Oyunun adı “Yuvaya Dönmek -‘Babam İçin’” “Babam İçin” bir “ithaf”
mı? Bahsedilen kimin “babası?”
Yuvaya Dönmek herkesin kolaylıkla içine giremeyeceği
post-modern bir çalışma. Parçalı, “gösterim metni” üzerinden yürüyen,
dramaturjik çalışması çok da titiz olmayan, uzamı yaratmada estetik olarak
dağınık görünen, performatif sanat algısı veren bir çalışma. Gösteri türü olarak bizde alışılmamış ama dünya
sanıyorum buraları çoktan geçti.

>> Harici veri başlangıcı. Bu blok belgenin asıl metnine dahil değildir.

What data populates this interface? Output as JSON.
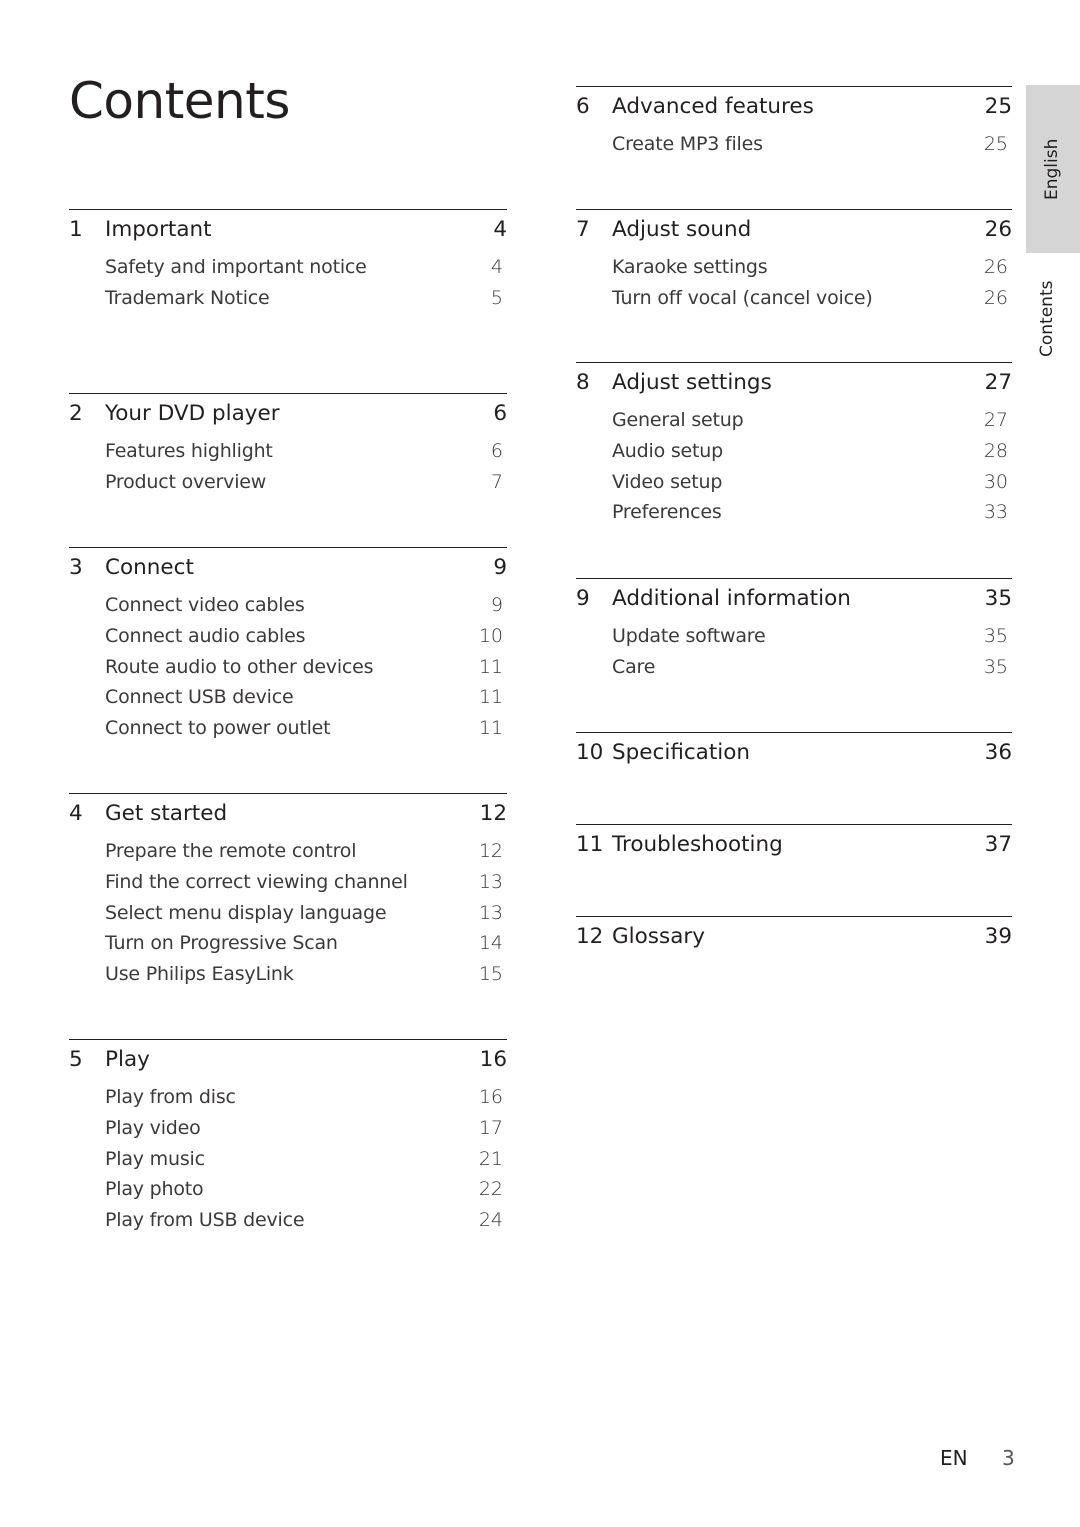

Sahne
tasarımı (Alessandra Paoletti, Marta Montevecchi) toplama parçalardan oluşuyor
ki bu da göze “batıyor”(diken gibi). Işık tasarımı(Murat Selçuk) gösterinin hareketliliğini
yakalamaya çalışmış. Müziğin Akdeniz üzerinden Yunanistan’a dokunması da
kulaklardan kaçmayacaktır sanırım. Beni
şaşırtan, oyunculuk performansları oldu. Her ne kadar Pina Baush rahlesinden
geçmiş koreograflar(Julie Anne Stanzak, Damiano Ottavio Bigi) “tâlimi” o kadar
yüksek tutmamışlarsa da başta Selim Can Yalçın olmak üzere gösteride rol alan
oyuncular (Emre Narcı, Esin Umulu, Işıl Zeynep Tangör, Ömer Barış Bakova, Özgür
Kaymak Tanık ve Semah Tuğsel) yabancıların ellerinde kendilerini aşmış. Stilize
edilmiş horon birinci perde sonunda sıkılan seyirciye ödül gibi geldi. Ama
görüldü ki gösteri devam edecek daha ikinci perde var, oyunu seyretmeye gelmiş
jüri üyesi dahil gösteriden çıkanlar
oldu.
İBBŞT’nı “kendileştirmek” isteyenlerin olduğunu biliyoruz.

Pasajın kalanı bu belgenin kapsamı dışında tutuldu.